— Ce n'est pas juste !
D'un ton vibrant de frustration, Evelyn frappa de la main le panneau de verre, orné de délicats entrelacs de givre. Des larmes perlaient au coin de ses grands yeux dorés. Dans le fauteuil au coin de la pièce, son frère aîné releva la tête de son livre :
— Arrête de crier, Evy... lança-t-il d'un ton doux et ferme. Que se passe-t-il... ?
Il faillit ajouter « encore », mais sa petite sœur semblait en proie à un chagrin authentique. En soupirant, et posa le volume sur le guéridon à côté de lui et se leva pour la rejoindre.
La fillette essuya ses pleurs d'un revers de manche :
— Moi aussi je veux les voir... les fées du givre... Toi tu peux, et père aussi, alors pourquoi pas moi ?
— Janie non plus, objecta le garçon.
— Ce n'est pas pareil !
Bien sûr, que ce n'était pas pareil... Elle était la seule des trois enfants de leurs parents à ne pas posséder – selon toute apparence – de don particulier. Personne ne l'aimait moins pour cela, mais il pouvait comprendre sa détresse. Certes, elle n'avait que sept ans, et il n'était pas exclu qu'elle puisse développer une capacité surnaturelle avec le temps, mais il n'y avait rien de certain...
— Vesper, je suis sûre que tu les vois, toi !
Le garçon ouvrit la bouche pour répondre, mais elle poursuivit, d'un ton décidé :
— Je veux tout savoir sur elles ! À quoi elles ressemblent, et le son de leur voix, et tout, et tout !
Vesper leva les yeux au ciel, mais il s'assit sur le tapis et fit signe à Evelyn d'en faire de même :
— En fait, elles sont presque invisibles, parce qu'elles sont translucides... Surtout quand il neige, il est difficile de les repérer. De nuit, par temps clair, on peut les voir un peu mieux parce qu'elles brillent légèrement.
Les yeux d'Evy s'écarquillèrent :
— Elles ressemblent à quoi ? souffla-t-elle.
— Hum... Difficile à dire. Je dirais... comme de petites poupées faites de cristaux. Anguleuses et très délicates.
— Elles ont des ailes ?
— Pas vraiment. Ce sont plus des dentelles de flocons de neige accrochées à leurs épaules et qui leur permettent de flotter dans les airs...

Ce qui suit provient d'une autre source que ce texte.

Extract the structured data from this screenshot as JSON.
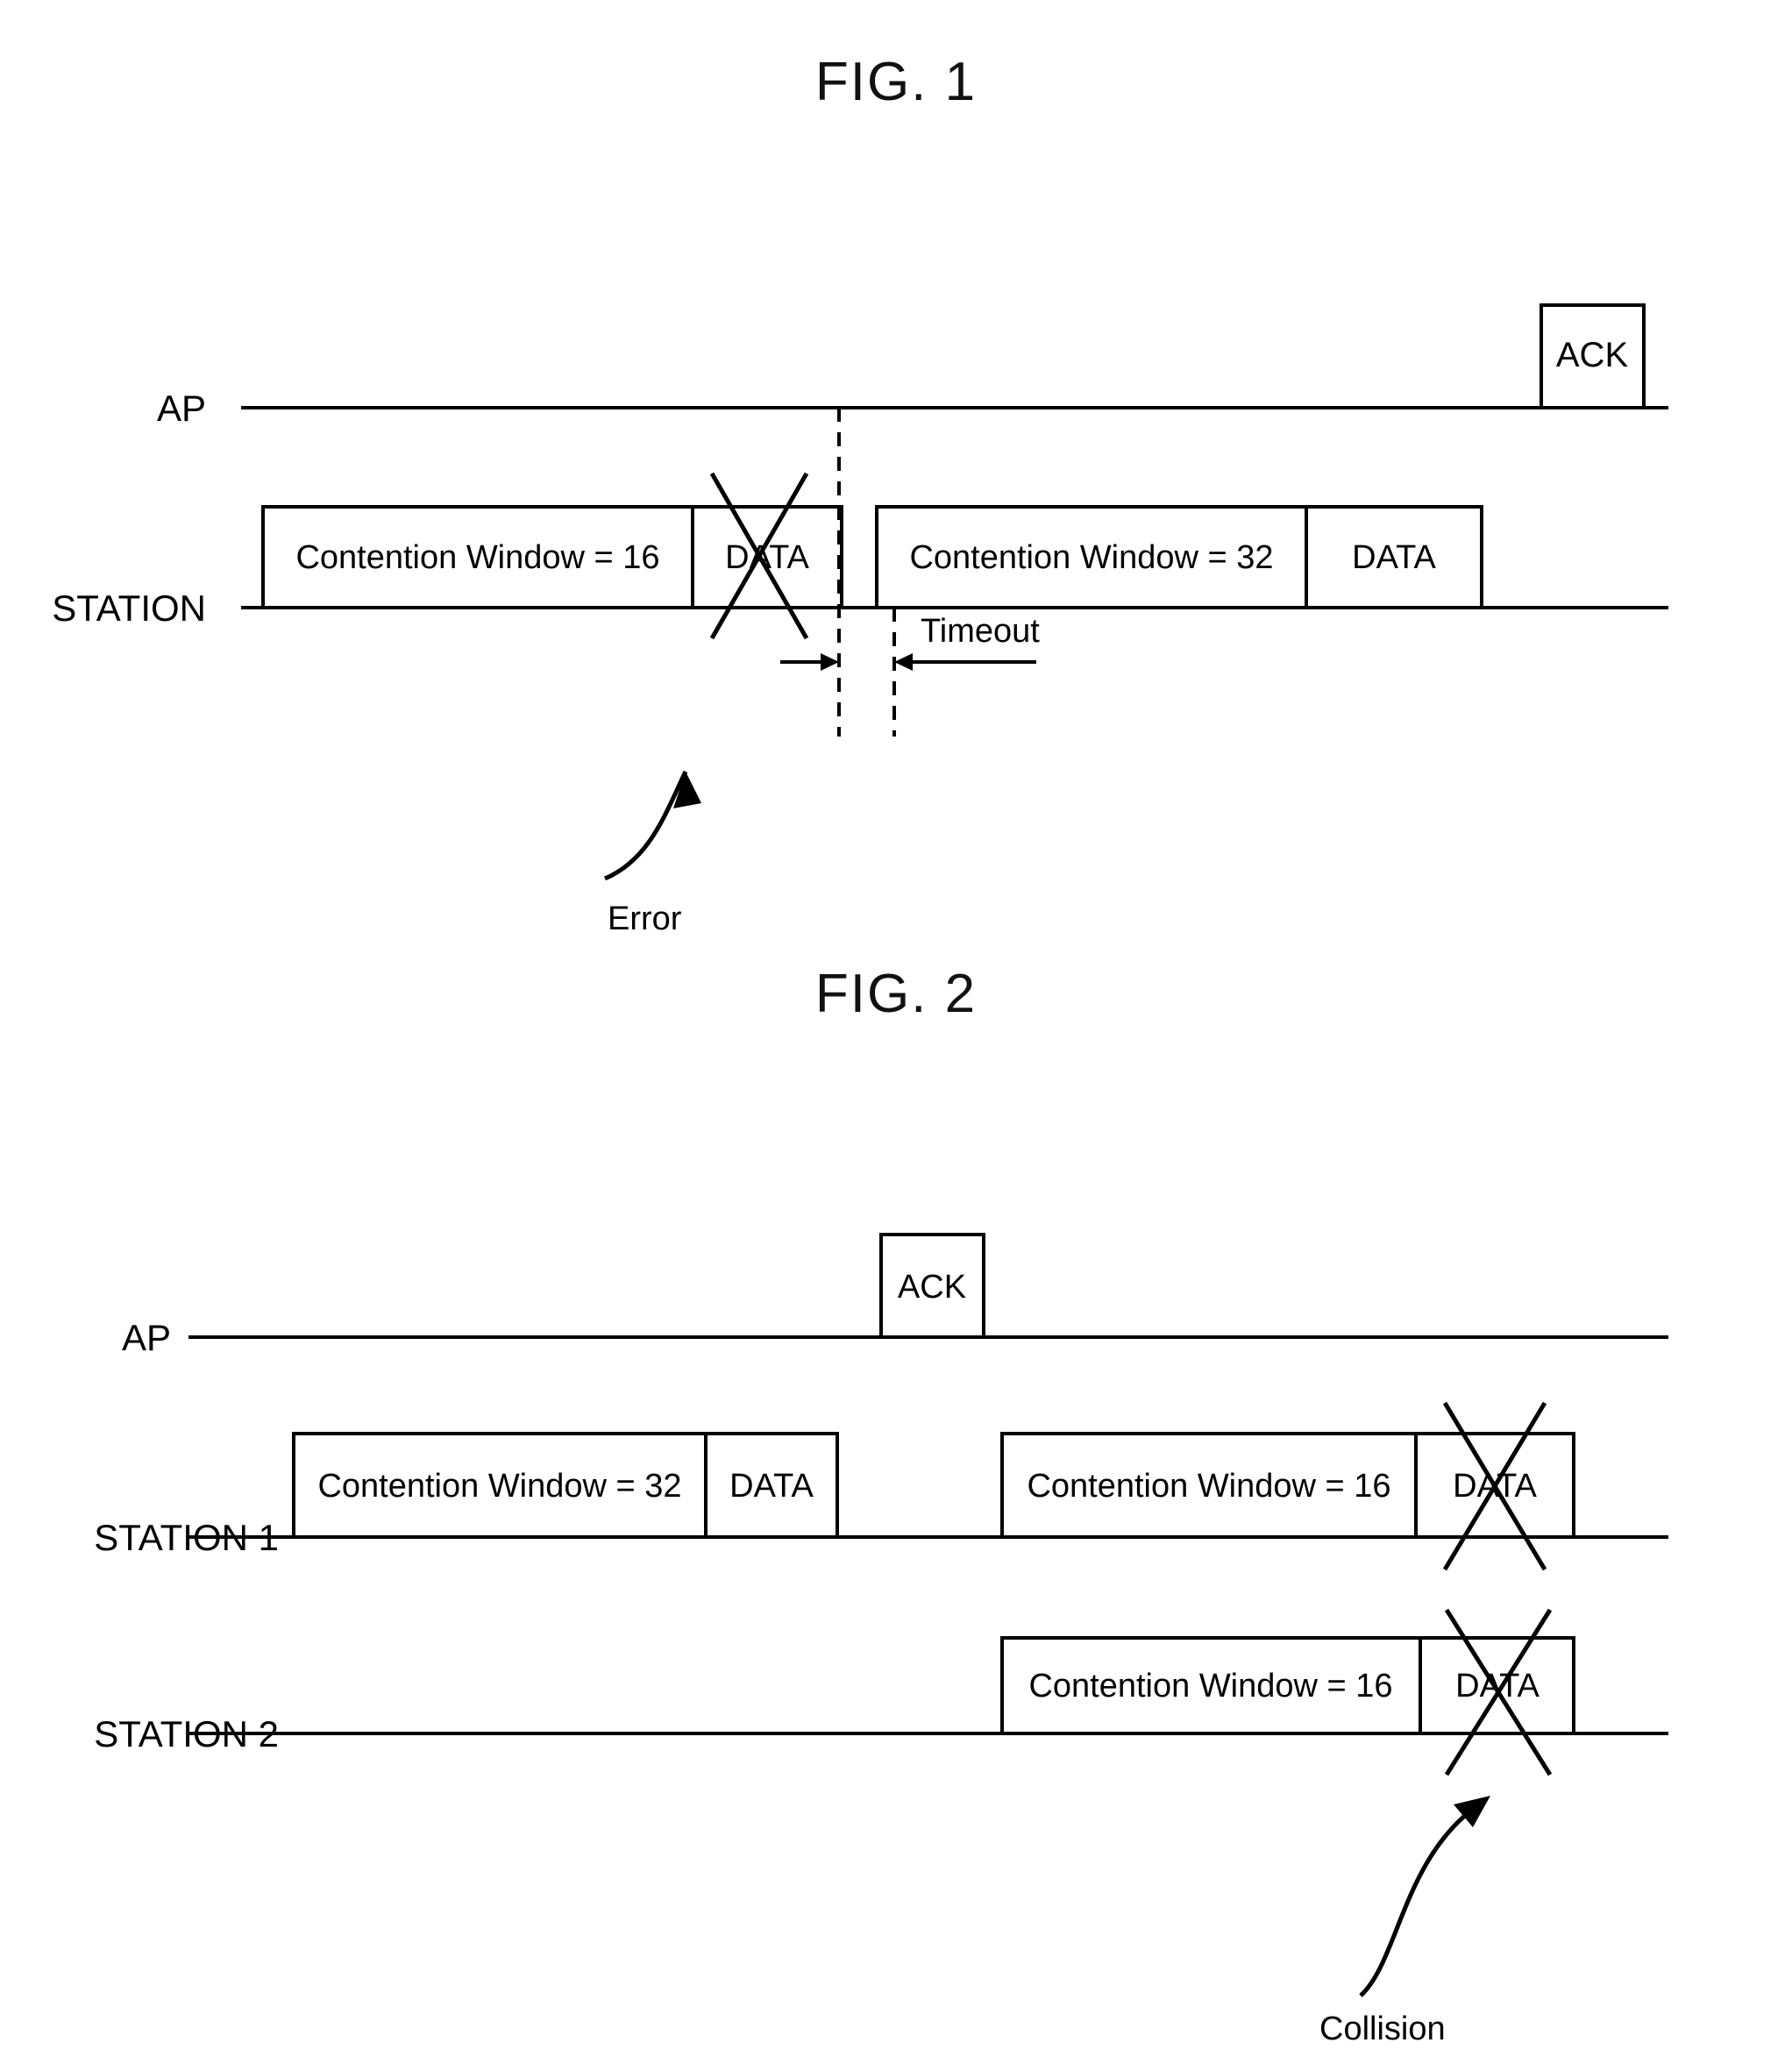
{
  "figures": [
    {
      "title": "FIG. 1",
      "lanes": [
        {
          "label": "AP"
        },
        {
          "label": "STATION"
        }
      ],
      "ap_frames": [
        {
          "label": "ACK"
        }
      ],
      "station_frames": [
        {
          "label": "Contention Window = 16"
        },
        {
          "label": "DATA",
          "error": true
        },
        {
          "label": "Contention Window = 32"
        },
        {
          "label": "DATA",
          "error": false
        }
      ],
      "annotations": [
        {
          "label": "Error"
        },
        {
          "label": "Timeout"
        }
      ]
    },
    {
      "title": "FIG. 2",
      "lanes": [
        {
          "label": "AP"
        },
        {
          "label": "STATION 1"
        },
        {
          "label": "STATION 2"
        }
      ],
      "ap_frames": [
        {
          "label": "ACK"
        }
      ],
      "station1_frames": [
        {
          "label": "Contention Window = 32"
        },
        {
          "label": "DATA",
          "error": false
        },
        {
          "label": "Contention Window = 16"
        },
        {
          "label": "DATA",
          "error": true
        }
      ],
      "station2_frames": [
        {
          "label": "Contention Window = 16"
        },
        {
          "label": "DATA",
          "error": true
        }
      ],
      "annotations": [
        {
          "label": "Collision"
        }
      ]
    }
  ],
  "colors": {
    "ink": "#000000",
    "paper": "#ffffff"
  }
}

Il poursuivit son récit, tandis qu'Evy, blottie contre lui, buvait chacune de ses paroles. Quand il eut terminé, elle bondit sur ses pieds et fila vers la fenêtre :
— Oh, maintenant que je sais comment elles sont, je crois que je les vois ! lança-t-elle joyeusement.
Vesper la regarda avec un petit sourire. À la vérité, il enviait presque Evelyn de parvenir à les distinguer, même si elles n'étaient que le produit de ses désirs et de son imagination. Parce que sa propre vision lui permettait de distinguer tout ce qui existait en ce monde, il n'aurait jamais cette chance de pouvoir le peupler de créatures fabuleuses issues de son imagination. Peut-être qu'après tout, Evelyn possédait le plus précieux des dons.